Adding modifiers to NCI
chromatic
chromatic at wgz.org
Sat Dec 27 01:55:49 UTC 2008
On Friday 26 December 2008 16:54:05 Allison Randal wrote:
> We're not using a "forty-year old mechanism for specifying the
> signatures of C functions", we're using our own custom syntax that
> includes things like the Parrot interpreter, Parrot register types,
> slurpy arrays, etc.
It misses things that existing C functions need. It adds things that existing
C functions don't know about and don't care about.
> Oh, wait... do you think I mean that we should eliminate NCI entirely in
> favor of PCC? No, not at all. I'm only talking about the strings
> representing the signatures.
Me too.
> Okay, quick pass conversion:
>
> # INT register stuff
> # I (same) - INTVAL
Useless for anything other than calling existing Parrot functions, unless you
know that Parrot's INTVAL maps directly onto some sort of integer in the
shared library -- and that's only valid for libparrots which share the same
compile-time configuration on similar architectures.
> # c (C) - char
Signed? Unsigned?
> # s (H) - short
Signed? Unsigned?
> # i (T) - int
How many bits? 8? 16? 32? 64? 128? Signed? Unsigned?
> # l (L) - long
How many bits? Signed? Unsigned? How about long long?
> # NUM register stuff
> # N (same) - FLOATVAL
Again, useful only for calling existing Parrot functions, and functionally
useless for calling non-Parrot shared libraries. (It *may* work in some
cases, but parrotport.pod will rightly warn against it.)
> # f (F) - float
> # d (D) - double
How many bits? Signed or unsigned?
> # STR register stuff
> # S (same) - pointer to a STRING-register
Useful only for calling existing Parrot functions.
> # t (C*) - character string (0-terminated)
Allocated by whom? What's its lifespan? Is there an associated free()
function?
For example, you set the context of an HTTP request through libcurl by passing
C strings to configuration functions. These strings must persist through the
entirety of the request. If you (or the thunking layer) frees the C strings
prematurely, your program will crash.
> # Buffers are not valid return parameters,
> # use 'p' when the native function returns a pointer value
> # b (V*) - void *
> # B (V**) - void **
> # PMC register stuff
> # P (same) - pointer to a PMC-register
Useful only for calling existing Parrot functions.
> # O ('Pi' for *P*MC *i*nvocant) - pointer to PMC-register (object)
Useful only for calling existing Parrot methods.
> # p (A) - data pointer from PMC (on store into a new UnManagedStruct
> PMC) [Note: generic pointer type, i.e. "pointer to *A*nything" ]

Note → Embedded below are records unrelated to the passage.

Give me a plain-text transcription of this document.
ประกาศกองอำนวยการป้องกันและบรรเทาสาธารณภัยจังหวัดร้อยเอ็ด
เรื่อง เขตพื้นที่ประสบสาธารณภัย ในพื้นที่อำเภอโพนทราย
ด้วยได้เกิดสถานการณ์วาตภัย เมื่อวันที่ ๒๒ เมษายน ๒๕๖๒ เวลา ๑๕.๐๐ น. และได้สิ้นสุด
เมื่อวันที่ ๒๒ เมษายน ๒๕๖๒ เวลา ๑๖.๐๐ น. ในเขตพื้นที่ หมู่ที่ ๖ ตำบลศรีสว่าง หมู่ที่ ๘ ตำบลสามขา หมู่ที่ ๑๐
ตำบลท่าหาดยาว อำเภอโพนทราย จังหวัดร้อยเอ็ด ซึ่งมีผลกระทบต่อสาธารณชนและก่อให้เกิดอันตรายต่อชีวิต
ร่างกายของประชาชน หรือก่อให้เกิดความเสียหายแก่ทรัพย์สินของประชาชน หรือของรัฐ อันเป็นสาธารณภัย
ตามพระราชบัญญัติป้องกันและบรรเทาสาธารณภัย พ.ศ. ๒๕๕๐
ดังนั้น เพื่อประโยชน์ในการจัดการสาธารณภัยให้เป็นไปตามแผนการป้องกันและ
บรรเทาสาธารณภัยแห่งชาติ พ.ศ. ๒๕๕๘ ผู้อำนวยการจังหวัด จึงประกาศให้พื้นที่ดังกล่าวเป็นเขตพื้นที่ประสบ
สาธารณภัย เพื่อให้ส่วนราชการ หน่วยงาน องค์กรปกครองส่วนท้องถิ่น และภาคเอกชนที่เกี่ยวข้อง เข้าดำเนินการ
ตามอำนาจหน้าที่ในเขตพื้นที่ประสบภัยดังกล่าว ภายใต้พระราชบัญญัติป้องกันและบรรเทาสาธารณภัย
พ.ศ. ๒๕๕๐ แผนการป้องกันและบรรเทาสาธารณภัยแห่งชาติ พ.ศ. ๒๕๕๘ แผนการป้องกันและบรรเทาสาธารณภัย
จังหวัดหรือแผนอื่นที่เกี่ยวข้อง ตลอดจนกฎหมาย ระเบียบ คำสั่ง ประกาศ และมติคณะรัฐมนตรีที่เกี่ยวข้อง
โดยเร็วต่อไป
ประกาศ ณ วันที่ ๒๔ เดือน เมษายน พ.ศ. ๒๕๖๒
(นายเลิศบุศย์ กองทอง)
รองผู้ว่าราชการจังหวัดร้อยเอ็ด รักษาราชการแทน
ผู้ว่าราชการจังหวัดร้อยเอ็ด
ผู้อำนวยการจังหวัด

How big are pointers on this platform?
> # 2 (H*) - pointer to short
> # 3 (T*) - pointer to int
> # 4 (L*) - pointer to long
How many bits wide? Signed or not?
> # void stuff
> # v (V) - void
>
> # special stuff
> # 0 (Z) - insert a NULL (pointer) - doesn't consume a register
> # J (same) - Parrot_Interp param
Useful
> # @ ('Ps' for *P*MC *s*lurpy) - slurpy array
C doesn't have slurpy arrays. The closest thing it has are varargs, and you
have to treat these very, very differently -- on some platforms you may be
able to get by by marshalling a list of arguments in to a va_list and passing
the resulting pointer directly, but I'm not sure how well that works across
compilers, platforms, and C ABIs.
I also don't see any examples of out parameters.